Le CEP haïtien active le processus électoral dans un vide sécuritaire sans précédent, exposant une contradiction structurelle qui pourrait invalider tout résultat avant même qu'un vote soit exprimé.
La clôture de l'enregistrement des partis politiques le 14 août 2026 avec 282 structures accréditées et l'ouverture simultanée de 32 centres d'inscription des électeurs dans le département de l'Ouest marquent un point de non-retour institutionnel. Le processus électoral n'est plus une intention — il est activé. Mais cette activation se produit dans un environnement où la Force de suppression des gangs déploie environ 1 000 personnels sur un mandat de 5 500, où Viv Ansanm contrôle entre 80 et 90 % de Port-au-Prince, et où 1,5 million de déplacés internes et 5,7 millions de personnes en insécurité alimentaire grave constituent la toile de fond démographique de la participation électorale.

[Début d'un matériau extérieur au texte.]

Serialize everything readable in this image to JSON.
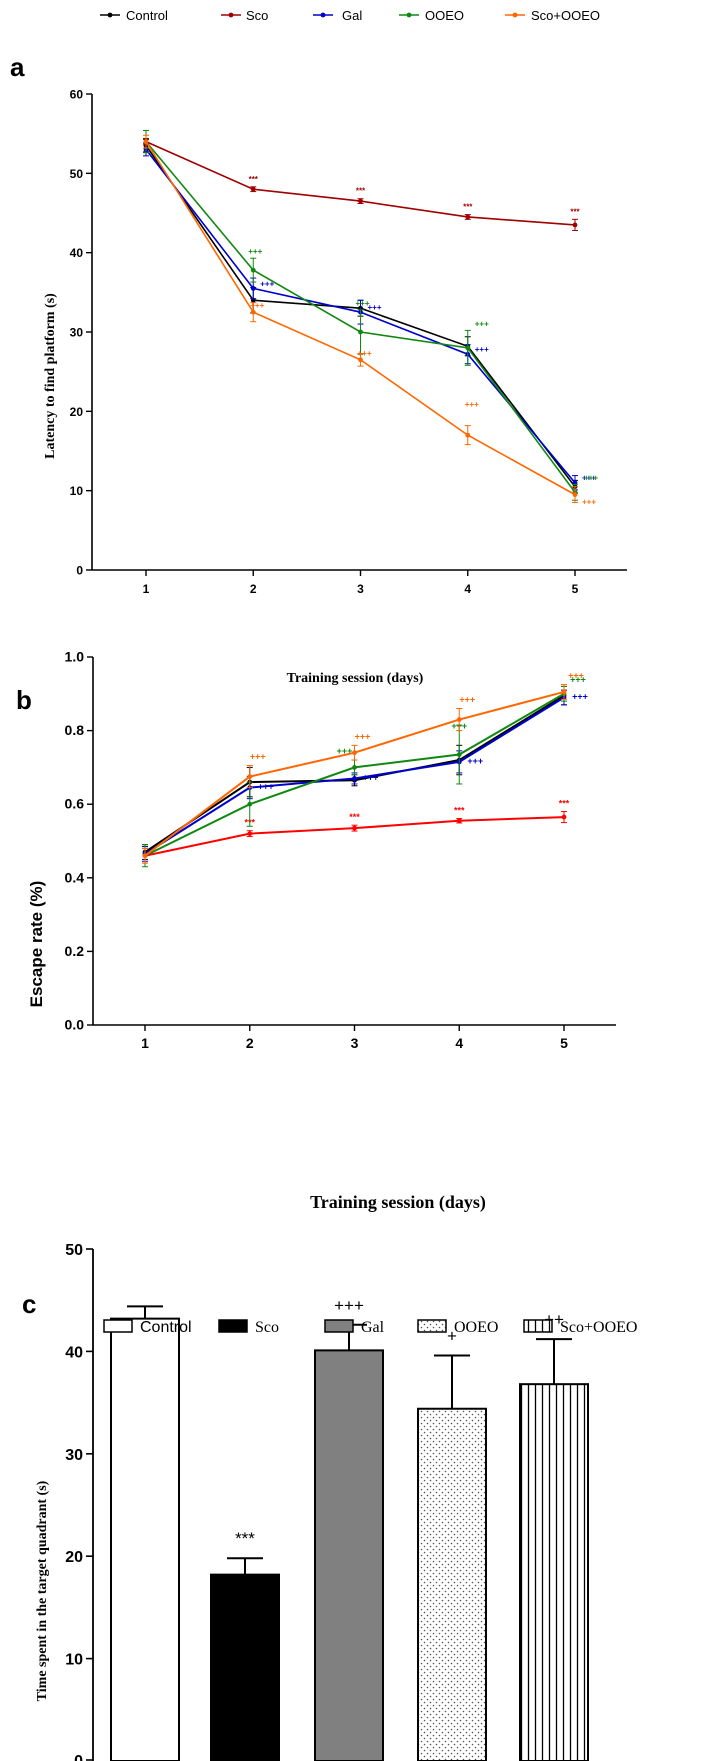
{
  "chart_data": [
    {
      "panel": "a",
      "type": "line",
      "xlabel": "Training session (days)",
      "ylabel": "Latency to find platform (s)",
      "x": [
        1,
        2,
        3,
        4,
        5
      ],
      "ylim": [
        0,
        60
      ],
      "yticks": [
        0,
        10,
        20,
        30,
        40,
        50,
        60
      ],
      "legend_position": "top",
      "series": [
        {
          "name": "Control",
          "color": "#000000",
          "values": [
            53.5,
            34.0,
            33.0,
            28.2,
            10.5
          ],
          "errors": [
            0.8,
            1.6,
            1.0,
            1.2,
            0.8
          ],
          "annotations": [
            "",
            "",
            "",
            "",
            ""
          ]
        },
        {
          "name": "Sco",
          "color": "#a00000",
          "values": [
            54.0,
            48.0,
            46.5,
            44.5,
            43.5
          ],
          "errors": [
            0.4,
            0.3,
            0.3,
            0.3,
            0.7
          ],
          "annotations": [
            "",
            "***",
            "***",
            "***",
            "***"
          ]
        },
        {
          "name": "Gal",
          "color": "#0000cc",
          "values": [
            53.0,
            35.5,
            32.5,
            27.2,
            11.0
          ],
          "errors": [
            0.8,
            1.3,
            1.5,
            1.2,
            0.9
          ],
          "annotations": [
            "",
            "+++",
            "+++",
            "+++",
            "+++"
          ]
        },
        {
          "name": "OOEO",
          "color": "#118811",
          "values": [
            54.0,
            37.8,
            30.0,
            28.0,
            9.8
          ],
          "errors": [
            1.4,
            1.5,
            2.8,
            2.2,
            1.0
          ],
          "annotations": [
            "",
            "+++",
            "+++",
            "+++",
            "+++"
          ]
        },
        {
          "name": "Sco+OOEO",
          "color": "#ff6600",
          "values": [
            54.0,
            32.5,
            26.5,
            17.0,
            9.5
          ],
          "errors": [
            0.8,
            1.2,
            0.8,
            1.2,
            1.0
          ],
          "annotations": [
            "",
            "+++",
            "+++",
            "+++",
            "+++"
          ]
        }
      ]
    },
    {
      "panel": "b",
      "type": "line",
      "xlabel": "Training session (days)",
      "ylabel": "Escape rate (%)",
      "x": [
        1,
        2,
        3,
        4,
        5
      ],
      "ylim": [
        0,
        1.0
      ],
      "yticks": [
        "0.0",
        "0.2",
        "0.4",
        "0.6",
        "0.8",
        "1.0"
      ],
      "series": [
        {
          "name": "Control",
          "color": "#000000",
          "values": [
            0.47,
            0.66,
            0.665,
            0.72,
            0.895
          ],
          "errors": [
            0.02,
            0.04,
            0.015,
            0.04,
            0.025
          ]
        },
        {
          "name": "Sco",
          "color": "#ff0000",
          "values": [
            0.46,
            0.52,
            0.535,
            0.555,
            0.565
          ],
          "errors": [
            0.02,
            0.008,
            0.008,
            0.006,
            0.015
          ],
          "annotations": [
            "",
            "***",
            "***",
            "***",
            "***"
          ]
        },
        {
          "name": "Gal",
          "color": "#0000cc",
          "values": [
            0.465,
            0.645,
            0.67,
            0.715,
            0.89
          ],
          "errors": [
            0.02,
            0.03,
            0.015,
            0.03,
            0.02
          ],
          "annotations": [
            "",
            "+++",
            "+++",
            "+++",
            "+++"
          ]
        },
        {
          "name": "OOEO",
          "color": "#118811",
          "values": [
            0.46,
            0.6,
            0.7,
            0.735,
            0.9
          ],
          "errors": [
            0.03,
            0.06,
            0.02,
            0.08,
            0.02
          ],
          "annotations": [
            "",
            "",
            "+++",
            "+++",
            "+++"
          ]
        },
        {
          "name": "Sco+OOEO",
          "color": "#ff6600",
          "values": [
            0.46,
            0.675,
            0.74,
            0.83,
            0.905
          ],
          "errors": [
            0.02,
            0.03,
            0.02,
            0.03,
            0.02
          ],
          "annotations": [
            "",
            "+++",
            "+++",
            "+++",
            "+++"
          ]
        }
      ]
    },
    {
      "panel": "c",
      "type": "bar",
      "ylabel": "Time spent in the target quadrant (s)",
      "ylim": [
        0,
        50
      ],
      "yticks": [
        0,
        10,
        20,
        30,
        40,
        50
      ],
      "categories": [
        "Control",
        "Sco",
        "Gal",
        "OOEO",
        "Sco+OOEO"
      ],
      "values": [
        43.2,
        18.2,
        40.1,
        34.4,
        36.8
      ],
      "errors": [
        1.2,
        1.6,
        2.5,
        5.2,
        4.4
      ],
      "annotations": [
        "",
        "***",
        "+++",
        "+",
        "++"
      ],
      "fills": [
        "white",
        "black",
        "gray",
        "dots",
        "vertical-lines"
      ]
    }
  ],
  "panel_labels": {
    "a": "a",
    "b": "b",
    "c": "c"
  }
}
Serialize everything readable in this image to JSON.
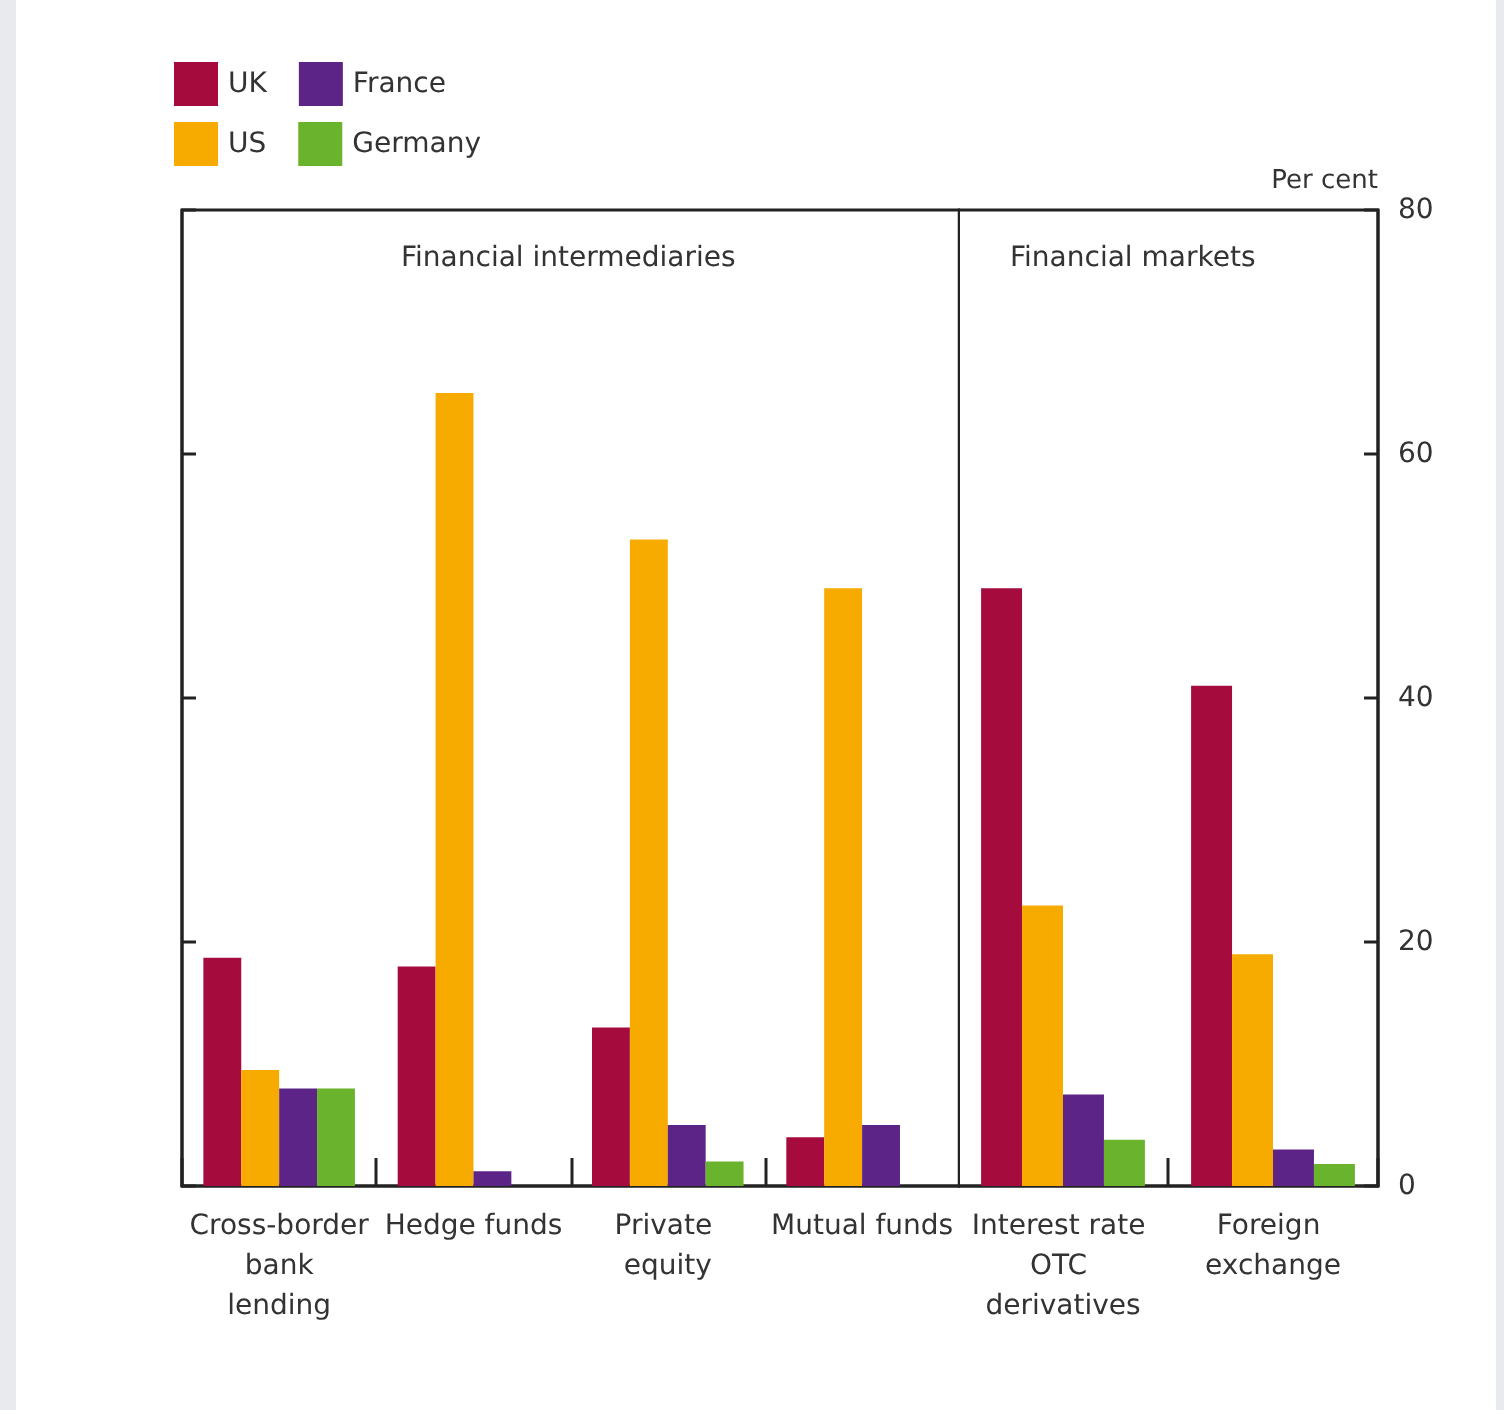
{
  "chart_data": [
    {
      "type": "bar",
      "title": "Financial intermediaries",
      "categories": [
        "Cross-border bank lending",
        "Hedge funds",
        "Private equity",
        "Mutual funds"
      ],
      "series": [
        {
          "name": "UK",
          "color": "#a50b3c",
          "values": [
            18.7,
            18,
            13,
            4
          ]
        },
        {
          "name": "US",
          "color": "#f7ab00",
          "values": [
            9.5,
            65,
            53,
            49
          ]
        },
        {
          "name": "France",
          "color": "#5b2486",
          "values": [
            8,
            1.2,
            5,
            5
          ]
        },
        {
          "name": "Germany",
          "color": "#6ab42d",
          "values": [
            8,
            null,
            2,
            null
          ]
        }
      ],
      "ylim": [
        0,
        80
      ],
      "yticks": [
        0,
        20,
        40,
        60,
        80
      ],
      "tick_labels": "x",
      "legend": "top left"
    },
    {
      "type": "bar",
      "title": "Financial markets",
      "ylabel": "Per cent",
      "categories": [
        "Interest rate OTC derivatives",
        "Foreign exchange"
      ],
      "series": [
        {
          "color": "#a50b3c",
          "values": [
            49,
            41
          ]
        },
        {
          "color": "#f7ab00",
          "values": [
            23,
            19
          ]
        },
        {
          "color": "#5b2486",
          "values": [
            7.5,
            3
          ]
        },
        {
          "color": "#6ab42d",
          "values": [
            3.8,
            1.8
          ]
        }
      ],
      "ylim": [
        0,
        80
      ],
      "yticks": [
        0,
        20,
        40,
        60,
        80
      ]
    }
  ]
}
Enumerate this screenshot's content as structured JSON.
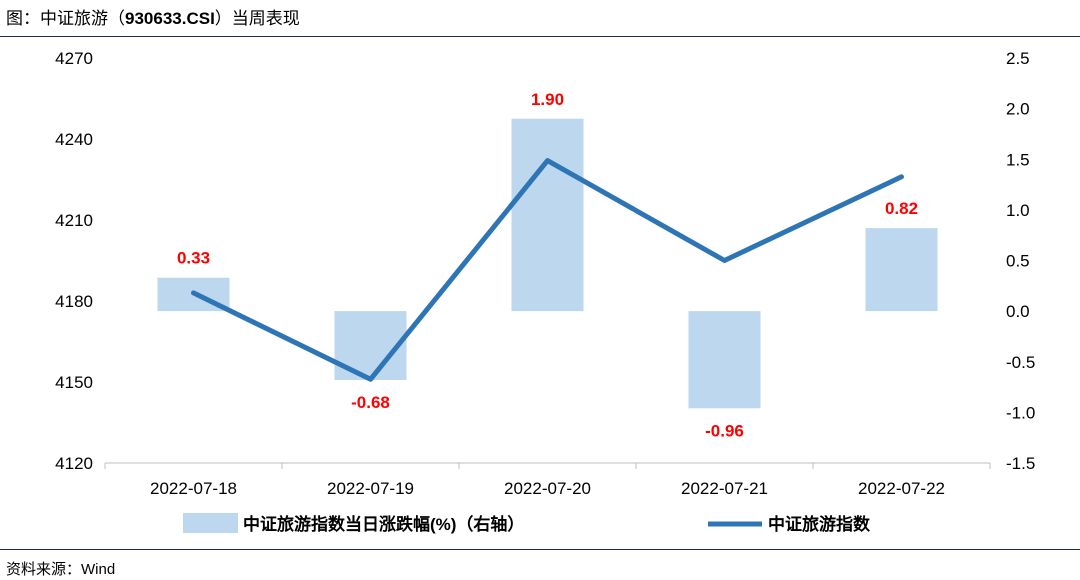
{
  "figure": {
    "title_prefix": "图：中证旅游（",
    "title_code": "930633.CSI",
    "title_suffix": "）当周表现",
    "source": "资料来源：Wind"
  },
  "chart_data": {
    "type": "bar+line",
    "categories": [
      "2022-07-18",
      "2022-07-19",
      "2022-07-20",
      "2022-07-21",
      "2022-07-22"
    ],
    "series": [
      {
        "name": "中证旅游指数当日涨跌幅(%)（右轴）",
        "type": "bar",
        "axis": "right",
        "values": [
          0.33,
          -0.68,
          1.9,
          -0.96,
          0.82
        ],
        "labels": [
          "0.33",
          "-0.68",
          "1.90",
          "-0.96",
          "0.82"
        ],
        "color": "#bdd7ee"
      },
      {
        "name": "中证旅游指数",
        "type": "line",
        "axis": "left",
        "values": [
          4183,
          4151,
          4232,
          4195,
          4226
        ],
        "color": "#2e75b6"
      }
    ],
    "y_left": {
      "min": 4120,
      "max": 4270,
      "ticks": [
        "4270",
        "4240",
        "4210",
        "4180",
        "4150",
        "4120"
      ]
    },
    "y_right": {
      "min": -1.5,
      "max": 2.5,
      "ticks": [
        "2.5",
        "2.0",
        "1.5",
        "1.0",
        "0.5",
        "0.0",
        "-0.5",
        "-1.0",
        "-1.5"
      ]
    },
    "label_color": "#ff0000",
    "grid": false,
    "legend_position": "bottom"
  }
}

La contradiction centrale est géographique. Les 32 nouveaux centres d'inscription ouverts dans l'Ouest existent dans un territoire que la GSF ne peut pas sécuriser. Le propre calendrier du CEP de janvier 2026 conditionnait explicitement la phase d'inscription à l'accès aux zones non sécurisées — une condition qui ne s'est pas seulement révélée non remplie mais qui s'est aggravée depuis. Cette lacune n'a fait l'objet d'aucun mécanisme de responsabilité public.
La configuration la plus probable à court terme est celle d'un Haïti électoral à deux vitesses : les procédures avancent techniquement dans le corridor nord et les périphéries urbaines accessibles, tandis que Port-au-Prince, l'Artibonite, le Centre et le Sud-Est demeurent effectivement privés du droit de vote. L'élection qui en résulterait manquerait de légitimité constitutionnelle par sa seule couverture géographique — et les 282 partis enregistrés, représentant le champ le plus fragmenté depuis l'ère post-Duvalier, fournissent une infrastructure prête à contester tout résultat sur ces bases.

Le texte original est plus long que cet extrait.